Detainees are held in solitary confinement conditions for 23 hours a day. Breakfast, Barnett said, arrives at 3:30 in the morning and is inedible “slop.” Dinner usually consists of bologna.
During their one hour of free time each day, detainees must attend to all personal business including hygiene such as a shower. The men don’t have access to shaving gear or haircuts. “The barbershop is closed. The best we could do was use a toenail clipper they gave us.”
Most detainees, however, spend the hour on the phone with family. “They are worried about their family, about their finances.” Barnett, a former firefighter and bull rider, said he counseled the younger inmates whenever he could. “Nothing fazes me but these men are worried about losing their homes and this was three months ago.
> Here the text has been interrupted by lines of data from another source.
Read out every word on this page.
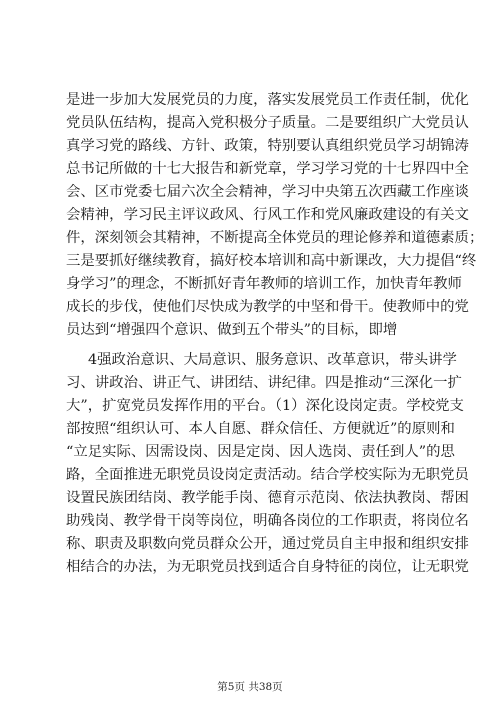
是进一步加大发展党员的力度，落实发展党员工作责任制，优化
党员队伍结构，提高入党积极分子质量。二是要组织广大党员认
真学习党的路线、方针、政策，特别要认真组织党员学习胡锦涛
总书记所做的十七大报告和新党章，学习学习党的十七界四中全
会、区市党委七届六次全会精神，学习中央第五次西藏工作座谈
会精神，学习民主评议政风、行风工作和党风廉政建设的有关文
件，深刻领会其精神，不断提高全体党员的理论修养和道德素质；
三是要抓好继续教育，搞好校本培训和高中新课改，大力提倡“终
身学习”的理念，不断抓好青年教师的培训工作，加快青年教师
成长的步伐，使他们尽快成为教学的中坚和骨干。使教师中的党
员达到“增强四个意识、做到五个带头”的目标，即增
4强政治意识、大局意识、服务意识、改革意识，带头讲学
习、讲政治、讲正气、讲团结、讲纪律。四是推动“三深化一扩
大”，扩宽党员发挥作用的平台。（1）深化设岗定责。学校党支
部按照“组织认可、本人自愿、群众信任、方便就近”的原则和
“立足实际、因需设岗、因是定岗、因人选岗、责任到人”的思
路，全面推进无职党员设岗定责活动。结合学校实际为无职党员
设置民族团结岗、教学能手岗、德育示范岗、依法执教岗、帮困
助残岗、教学骨干岗等岗位，明确各岗位的工作职责，将岗位名
称、职责及职数向党员群众公开，通过党员自主申报和组织安排
相结合的办法，为无职党员找到适合自身特征的岗位，让无职党
第5页 共38页
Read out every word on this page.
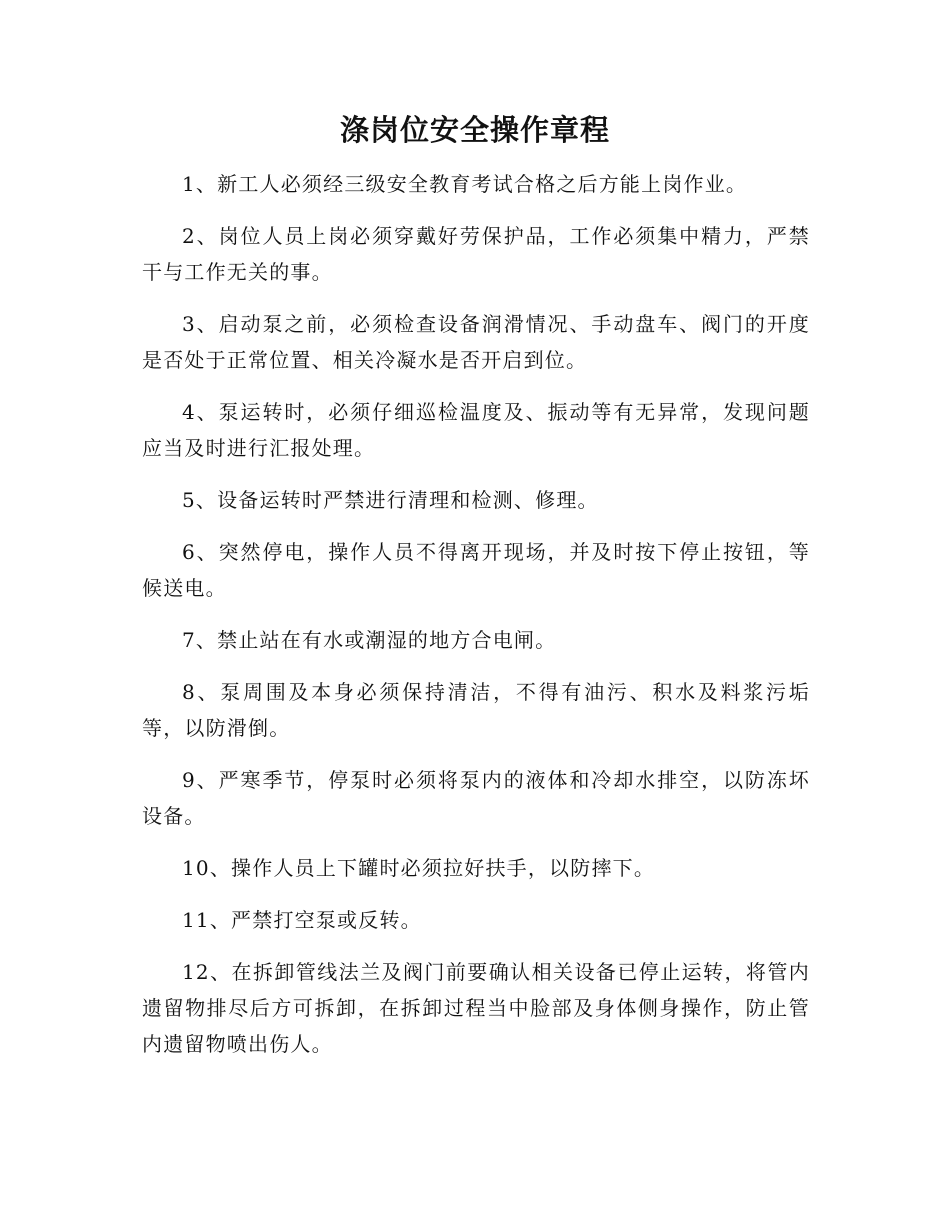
涤岗位安全操作章程

1、新工人必须经三级安全教育考试合格之后方能上岗作业。

2、岗位人员上岗必须穿戴好劳保护品，工作必须集中精力，严禁干与工作无关的事。

3、启动泵之前，必须检查设备润滑情况、手动盘车、阀门的开度是否处于正常位置、相关冷凝水是否开启到位。

4、泵运转时，必须仔细巡检温度及、振动等有无异常，发现问题应当及时进行汇报处理。

5、设备运转时严禁进行清理和检测、修理。

6、突然停电，操作人员不得离开现场，并及时按下停止按钮，等候送电。

7、禁止站在有水或潮湿的地方合电闸。

8、泵周围及本身必须保持清洁，不得有油污、积水及料浆污垢等，以防滑倒。

9、严寒季节，停泵时必须将泵内的液体和冷却水排空，以防冻坏设备。

10、操作人员上下罐时必须拉好扶手，以防摔下。

11、严禁打空泵或反转。

12、在拆卸管线法兰及阀门前要确认相关设备已停止运转，将管内遗留物排尽后方可拆卸，在拆卸过程当中脸部及身体侧身操作，防止管内遗留物喷出伤人。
Many of them are young and have never been in jail before. I prayed with them when I could, tried to talk them through it.”
The guards, Barnett said, go out of their way to make life harder for the detainees. “It is purposeful and deliberate collusion, to make every facet of your existence miserable,” Barnett said. This includes instances of physical abuse; guards slammed Barnett’s face into the concrete floor at one point. After confronting the guards for not following prison rules—Barnett read the Department of Corrections inmate handbook when he arrived—and accusing one guard of sexual harassment, Barnett was placed in the D.C. prison’s general population as punishment.
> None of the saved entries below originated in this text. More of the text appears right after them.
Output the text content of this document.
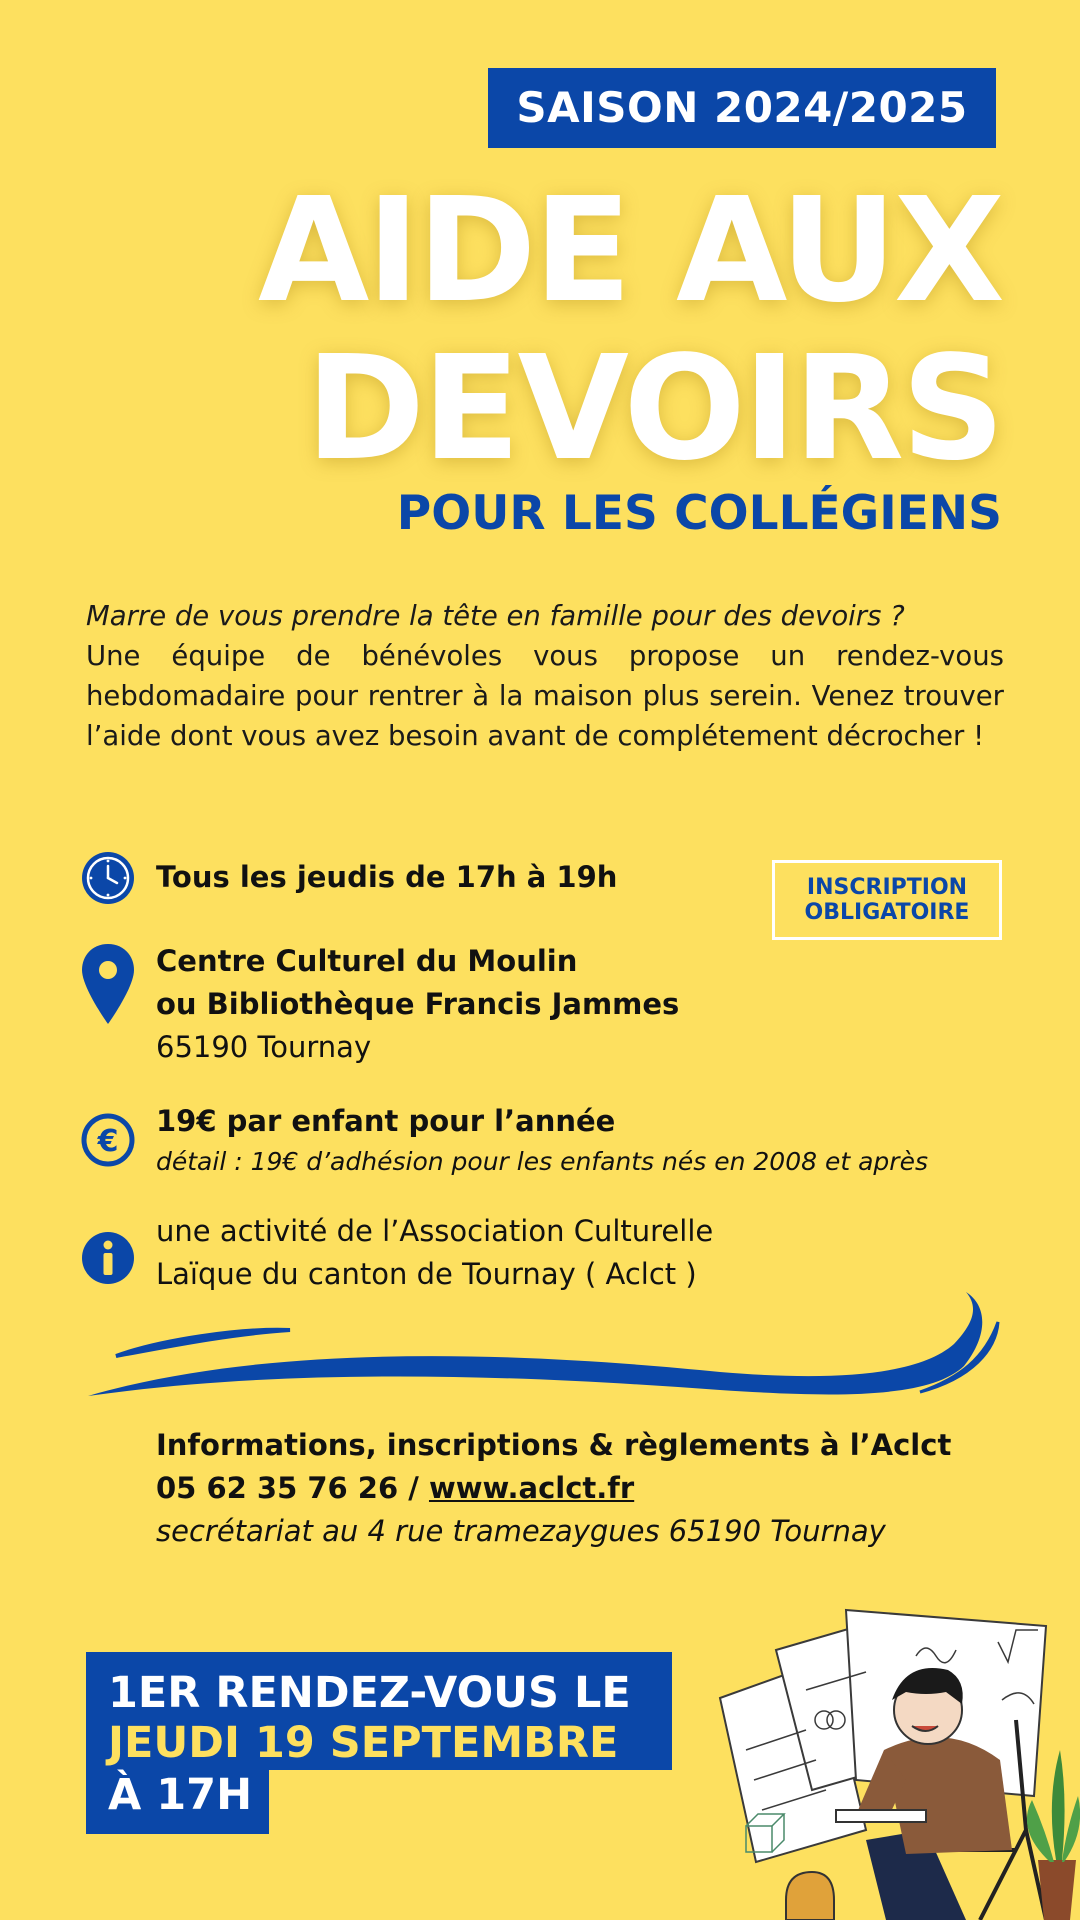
SAISON 2024/2025
AIDE AUX
DEVOIRS
POUR LES COLLÉGIENS
Marre de vous prendre la tête en famille pour des devoirs ?
Une équipe de bénévoles vous propose un rendez-vous hebdomadaire pour rentrer à la maison plus serein. Venez trouver l’aide dont vous avez besoin avant de complétement décrocher !
Tous les jeudis de 17h à 19h	INSCRIPTION
OBLIGATOIRE
Centre Culturel du Moulin
ou Bibliothèque Francis Jammes
65190 Tournay
€
19€ par enfant pour l’année
détail : 19€ d’adhésion pour les enfants nés en 2008 et après
une activité de l’Association Culturelle
Laïque du canton de Tournay ( Aclct )
Informations, inscriptions & règlements à l’Aclct
05 62 35 76 26 / www.aclct.fr
secrétariat au 4 rue tramezaygues 65190 Tournay
1ER RENDEZ-VOUS LE
JEUDI 19 SEPTEMBRE
À 17H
Another detainee, Barnett recounted, was attacked in his cell in the middle of the night, handcuffed and beaten “senseless,” Barnett said. He suffered extensive injuries. “They damn near killed him.” Another young man with evident emotional issues was heavily maced by guards one night when he had some type of breakdown. “I shouted at them to leave him alone.”
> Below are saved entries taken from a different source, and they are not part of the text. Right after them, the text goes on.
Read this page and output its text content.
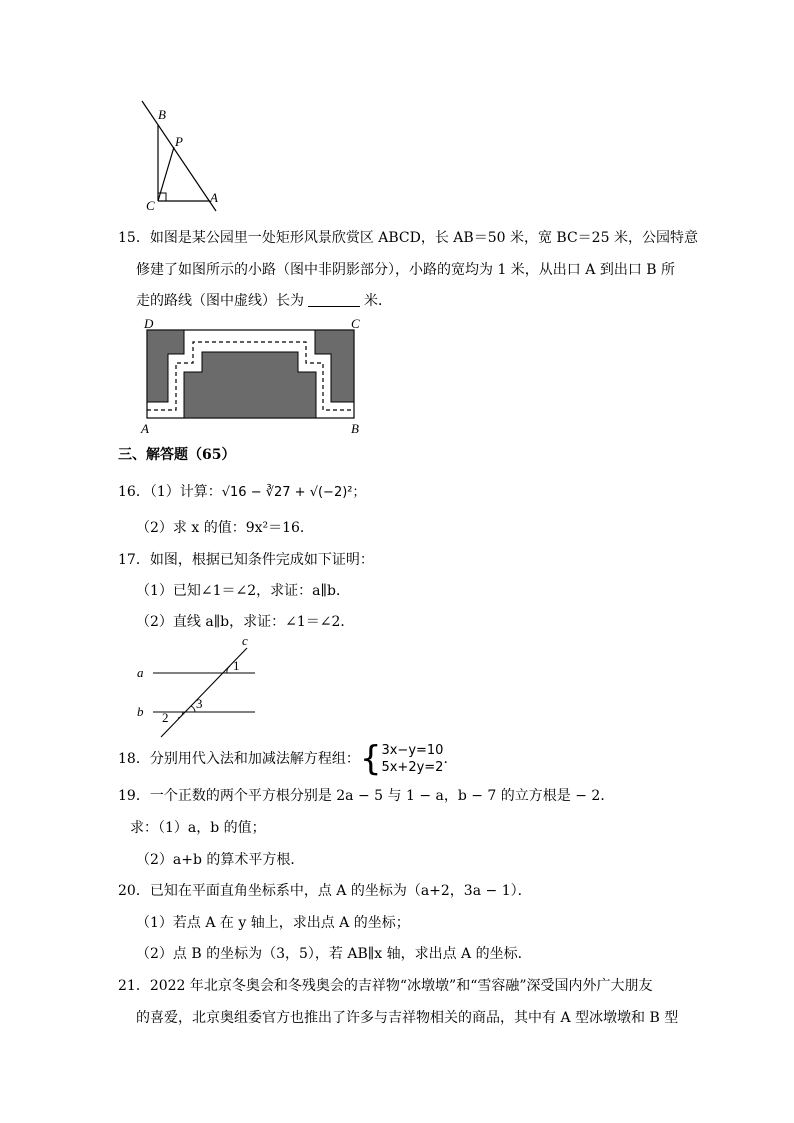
B
P
C
A
15．如图是某公园里一处矩形风景欣赏区 ABCD，长 AB＝50 米，宽 BC＝25 米，公园特意
修建了如图所示的小路（图中非阴影部分），小路的宽均为 1 米，从出口 A 到出口 B 所
走的路线（图中虚线）长为	米．
D	C
A	B
三、解答题（65）
16．（1）计算：√16 − ∛27 + √(−2)²；
（2）求 x 的值：9x²＝16．
17．如图，根据已知条件完成如下证明：
（1）已知∠1＝∠2，求证：a∥b．
（2）直线 a∥b，求证：∠1＝∠2．
a
b
c
1
2
3
18．分别用代入法和加减法解方程组：{ 3x−y=10
5x+2y=2
.
19．一个正数的两个平方根分别是 2a − 5 与 1 − a，b − 7 的立方根是 − 2．
求：（1）a，b 的值；
（2）a+b 的算术平方根．
20．已知在平面直角坐标系中，点 A 的坐标为（a+2，3a − 1）．
（1）若点 A 在 y 轴上，求出点 A 的坐标；
（2）点 B 的坐标为（3，5），若 AB∥x 轴，求出点 A 的坐标．
21．2022 年北京冬奥会和冬残奥会的吉祥物“冰墩墩”和“雪容融”深受国内外广大朋友
的喜爱，北京奥组委官方也推出了许多与吉祥物相关的商品，其中有 A 型冰墩墩和 B 型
Religious services are not allowed so Barnett and a few others organized a Sunday morning service. The guards, Barnett said, were “nasty and insulting” about their attempts to practice their religion. “We couldn’t even talk about God.” There is “no doubt” in Barnett’s mind that the January 6 detainees are treated differently because of their political views.
The prison’s library, the guards told the detainees, is closed. Access to law books and other reading material is nonexistent, Barnett said. The detainees started their own newsletter with paper and pencils purchased through the commissary. They also sing the National Anthem at 7:00 each night to lift morale. “These guys are patriots.”
Attorney-client privilege also is nonexistent, Barnett and his lawyers, Joseph McBride and Steven Metcalf, told me. There is no privacy during discussions and video calls can take up to two weeks to schedule.
Barnett’s experience supports descriptions by other inmates; earlier this month, I wrote about Jacob Lang, who has been imprisoned in the D.C. jail since his arrest in January. Lang told his parents the detainees are “being abused mentally, physically, socially, emotionally, legally, and spiritually.”
I asked Barnett what he would like to tell the American people about what’s happening. “Very simple, pray for the guys who are still in there,” he said. “They’re not working and have a family to support. Help pay their bills.”
Barnett and his lawyers will soon launch a website where people can donate and learn more about his experiences and follow his trial. (GoFundMe, his lawyer said, won’t permit accounts to help raise money for January 6 defendants.)
“Freedom is not free,” Barnett said.
Unfortunately for dozens of political prisoners held hostage by their own government, freedom appears to be a long way off.